No. 1: Value your business.
The key ingredient to putting together an exit plan is figuring out what amount of money you would want to sell your business for, and then getting a market valuation of what your business is worth today. According to Greg Stevens, a certified financial planner at Cabot Money Management, it’s important that whoever values your business -- whether it’s an accountant, an investment bank or attorney -- has expertise valuing your specific niche since it will vary in different industries. Knowing what your business is worth and how much you would want in a sale will help you determine if your exit is realistic and doable.

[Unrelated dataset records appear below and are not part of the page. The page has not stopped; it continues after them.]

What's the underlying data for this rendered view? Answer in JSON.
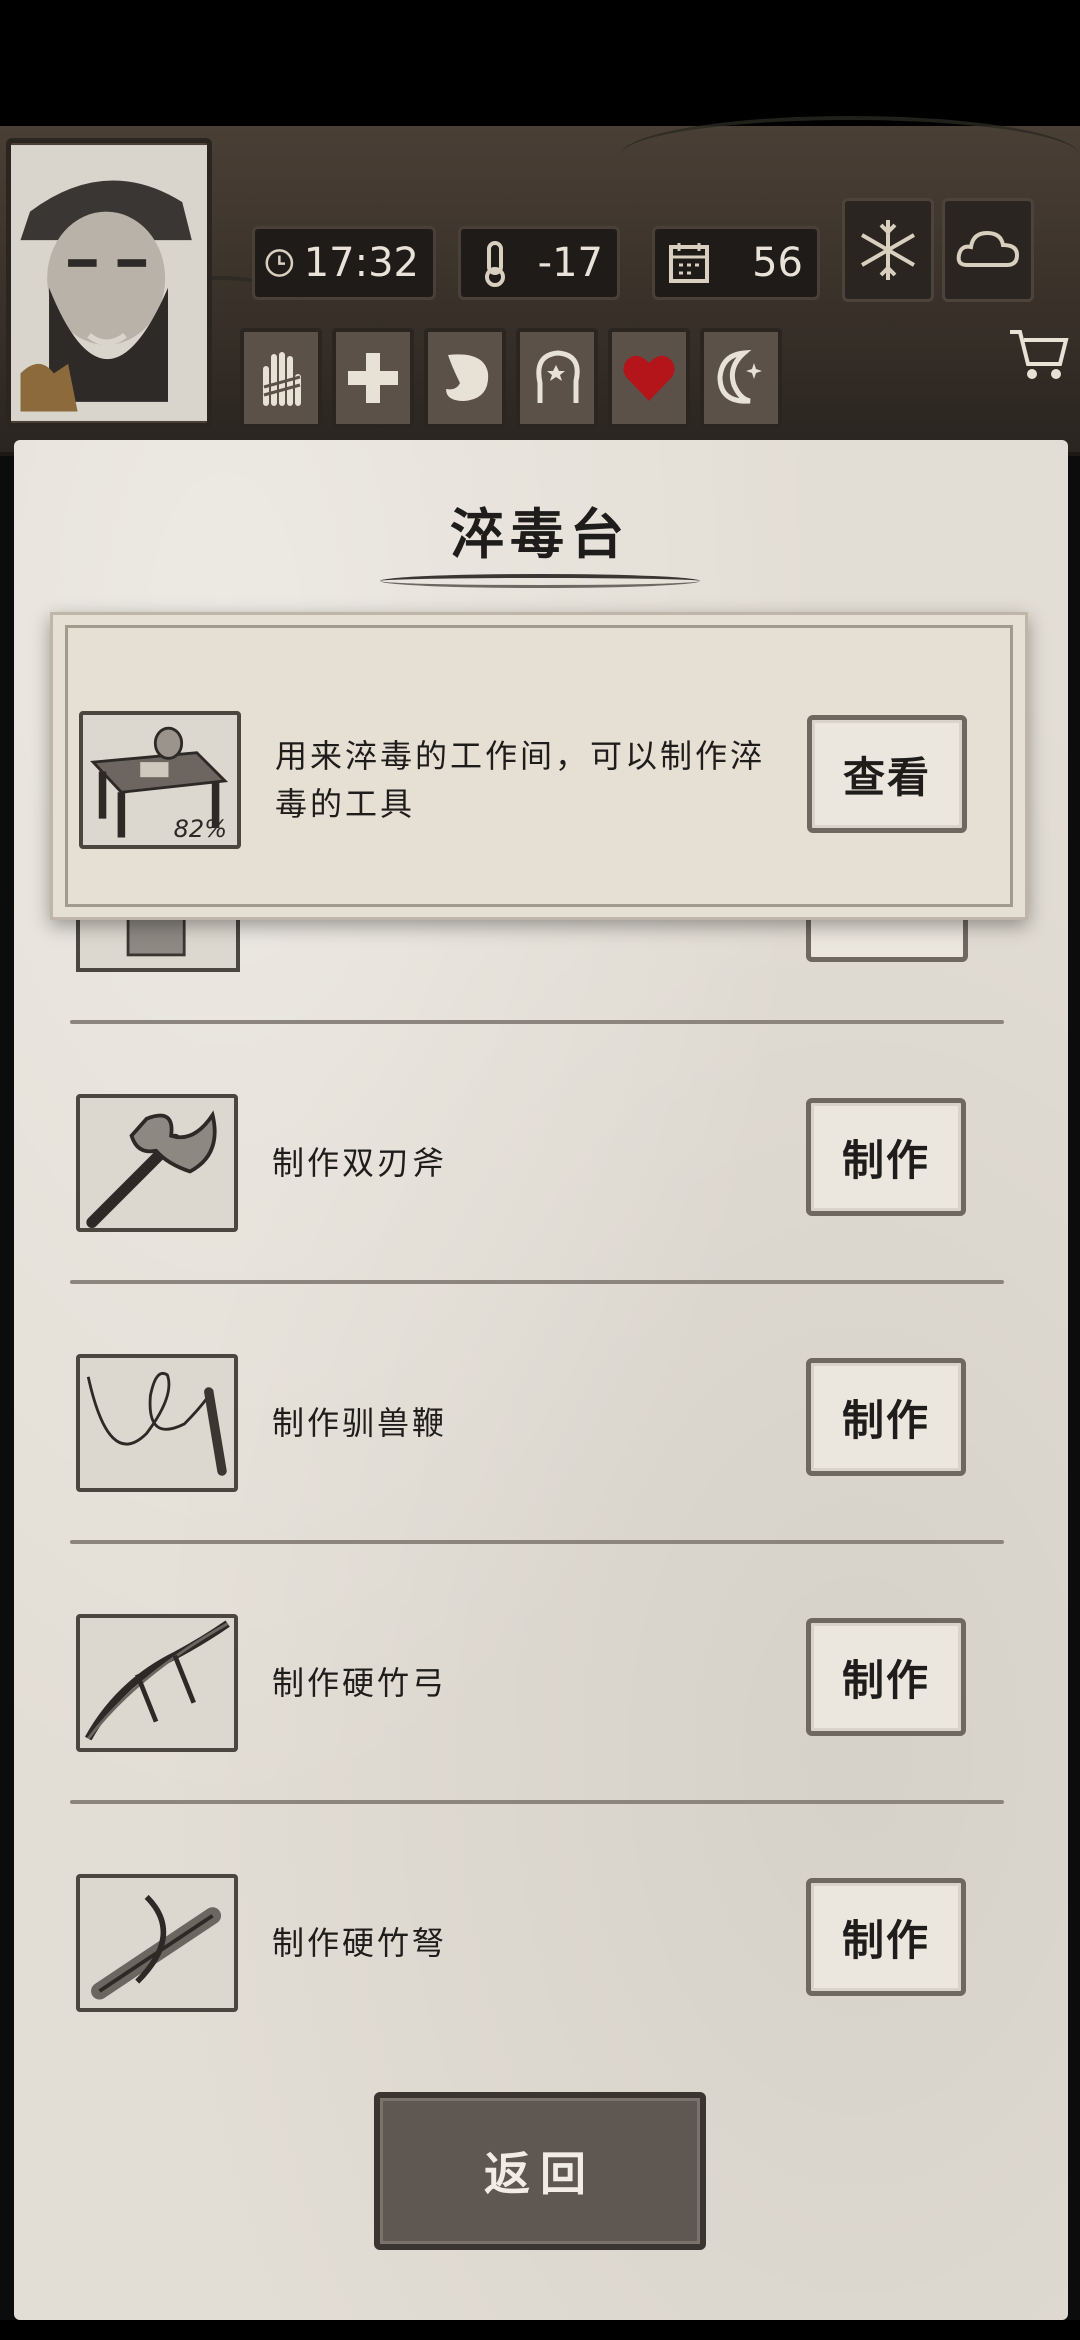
{
  "hud": {
    "time": "17:32",
    "temperature": "-17",
    "day": "56",
    "weather": [
      "snowflake-icon",
      "cloud-icon"
    ],
    "tabs": [
      "bandaged-hand-icon",
      "medical-cross-icon",
      "stomach-icon",
      "head-mind-icon",
      "heart-icon",
      "moon-star-icon"
    ],
    "heart_color": "#b3151b"
  },
  "panel": {
    "title": "淬毒台",
    "popup": {
      "description": "用来淬毒的工作间，可以制作淬毒的工具",
      "progress": "82%",
      "view_label": "查看"
    },
    "recipes": [
      {
        "label": "制作双刃斧",
        "button": "制作",
        "icon": "double-axe-icon"
      },
      {
        "label": "制作驯兽鞭",
        "button": "制作",
        "icon": "whip-icon"
      },
      {
        "label": "制作硬竹弓",
        "button": "制作",
        "icon": "bamboo-bow-icon"
      },
      {
        "label": "制作硬竹弩",
        "button": "制作",
        "icon": "bamboo-crossbow-icon"
      }
    ],
    "back_label": "返回"
  }
}
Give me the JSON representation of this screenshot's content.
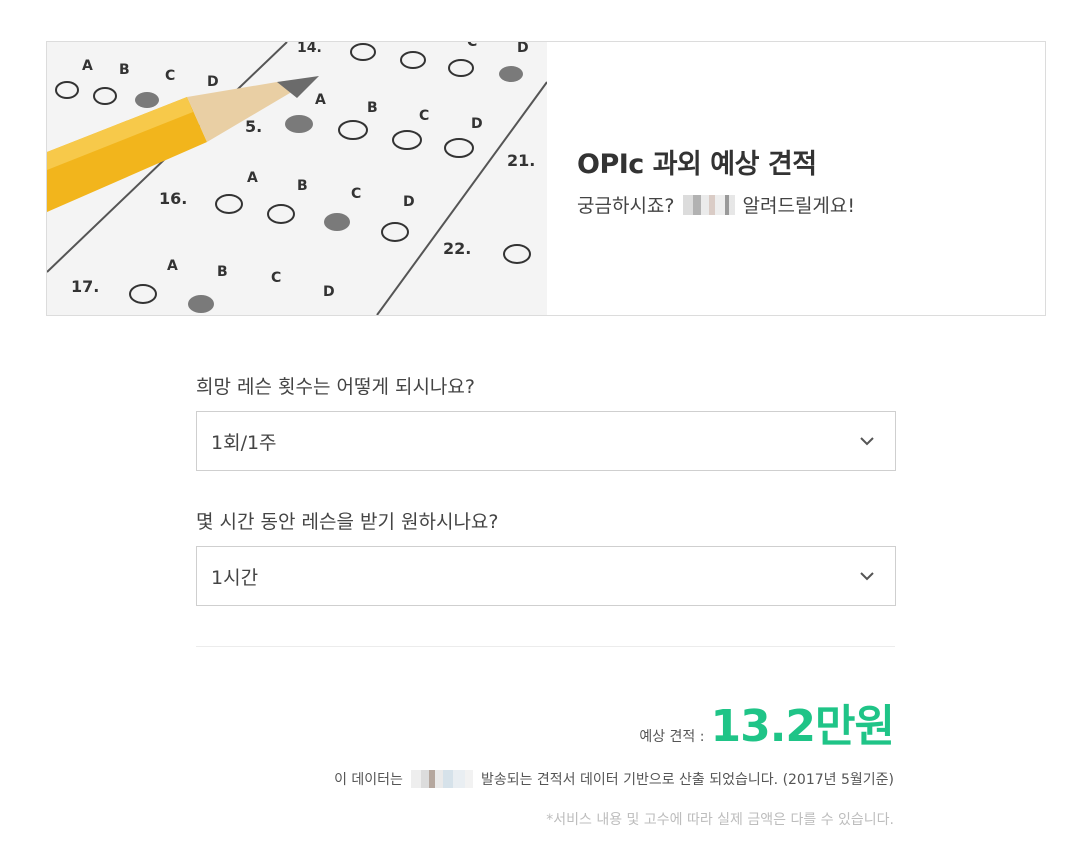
{
  "hero": {
    "title": "OPIc 과외 예상 견적",
    "subtitle_prefix": "궁금하시죠?",
    "subtitle_suffix": "알려드릴게요!",
    "image_icon": "answer-sheet-with-pencil"
  },
  "questions": [
    {
      "label": "희망 레슨 횟수는 어떻게 되시나요?",
      "selected": "1회/1주"
    },
    {
      "label": "몇 시간 동안 레슨을 받기 원하시나요?",
      "selected": "1시간"
    }
  ],
  "estimate": {
    "label": "예상 견적 :",
    "value": "13.2만원",
    "color": "#1fc487"
  },
  "note": {
    "prefix": "이 데이터는",
    "suffix": "발송되는 견적서 데이터 기반으로 산출 되었습니다. (2017년 5월기준)"
  },
  "disclaimer": "*서비스 내용 및 고수에 따라 실제 금액은 다를 수 있습니다."
}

According to Tepper, getting it valued can also help you set goals in terms of revenue, since the more you make the more you’re likely to fetch when you do decide to sell. A small business that has less than $5 million in revenues will likely sell for less than a company that passes the $5 million mark, says Tepper.
“If your business is below that threshold you can grow revenue to get to that threshold,” he says. “That will immediately reduce the risk for any buyer looking at a small business.”
No. 2: Start planning your exit early on.
For most business owners the objective is to make money and grow. A benefit of that is being attractive to buyers, which is why Tepper says it’s important to build an investment for somebody else.
“No acquiring company wants to buy a job they want to buy a stand-alone company that can act as an investment,” says Tepper. He says it’s important to make the business independent of the owner and grow it with an eye toward selling some day. You can do that by developing a good management team and providing them with enough incentive to stay on board after you sell it.
How you make money also matters, at least to buyers. According to Tepper, the more recurring revenue the business has the better. “Investors are willing to pay more for recurring revenues,” he says.
No. 3: Document everything.
Nobody looking to buy a business wants to start from scratch, which is why you should document all systems and procedures. The most attractive businesses to buyers are those that are well oiled machines, says Tepper.
“The plans can’t be inside the owner’s head,” he says. “It has to be documented so someone else can pick up the books and continue running the company as is.”
No. 4: Consider taxes when thinking about selling.
If you are getting closer to a point where you think you want to sell your business, you’ll need to take taxes into consideration when determining the best time to sell, says Stevens.
Another tax strategy, particularly for small businesses with up to fifteen employees, is to make sure you’re fully funding the company’s retirement plan in the year you plan to sell, says Stevens.
“Pull as much cash as you can from the actual business…to try to shelter a good chunk from taxation,” he says.